Many commenters asked the USPSTF to review a publication reporting that the efficacy of PSA-based screening in the PLCO trial was affected by comorbidity status (33); they believed that this provided evidence that PSA-based screening could be recommended for very healthy men. In the article, Crawford and colleagues (33) reported that the hazard ratio for death in men without comorbid conditions in the annual screening versus the usual care group was 0.56 (CI, 0.33 to 0.95). However, the PLCO investigators later reported, as part of their extended follow-up of the trial, that this finding was sensitive to the definition of comorbidity used (23). Crawford and colleagues chose an expanded definition of comorbidity that included both “standard” Charlson comorbidity index conditions and hypertension (even if it was well-controlled), diverticulosis, gallbladder disease, and obesity. When the analysis was repeated by using only validated measures of comorbidity (that is, Charlson comorbidity index conditions only), an interaction was no longer seen. Several researchers (including PLCO investigators) have questioned the biological plausibility of this finding by Crawford and colleagues, noting, among other reasons, that the positive interaction seems to be largely driven by the inclusion of hypertension and obesity, conditions that seem to convey minimal excess treatment risks or differences in treatment options.
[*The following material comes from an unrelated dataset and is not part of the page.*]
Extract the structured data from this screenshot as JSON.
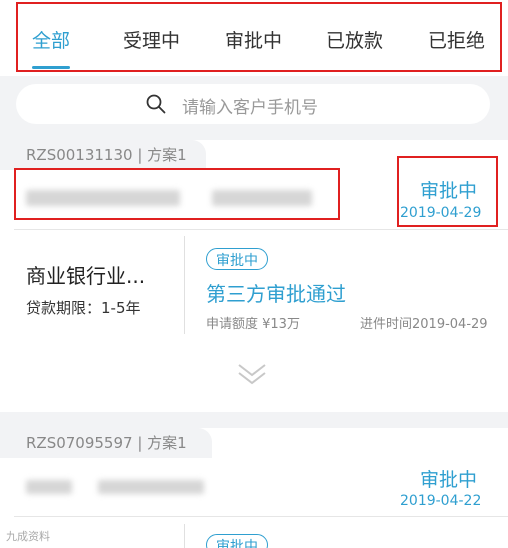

These researchers also note that although Crawford and colleagues initially argue that comorbid conditions lessen the effectiveness of treatment (thus causing screening to be ineffective in less healthy men), participants in the usual care group with a greater degree of comorbidity actually had a statistically significant lower risk of dying of prostate cancer than healthier men (23, 34). Preliminary results from PIVOT also found that the effect of radical prostatectomy compared with observation did not vary by comorbidity or health status (12).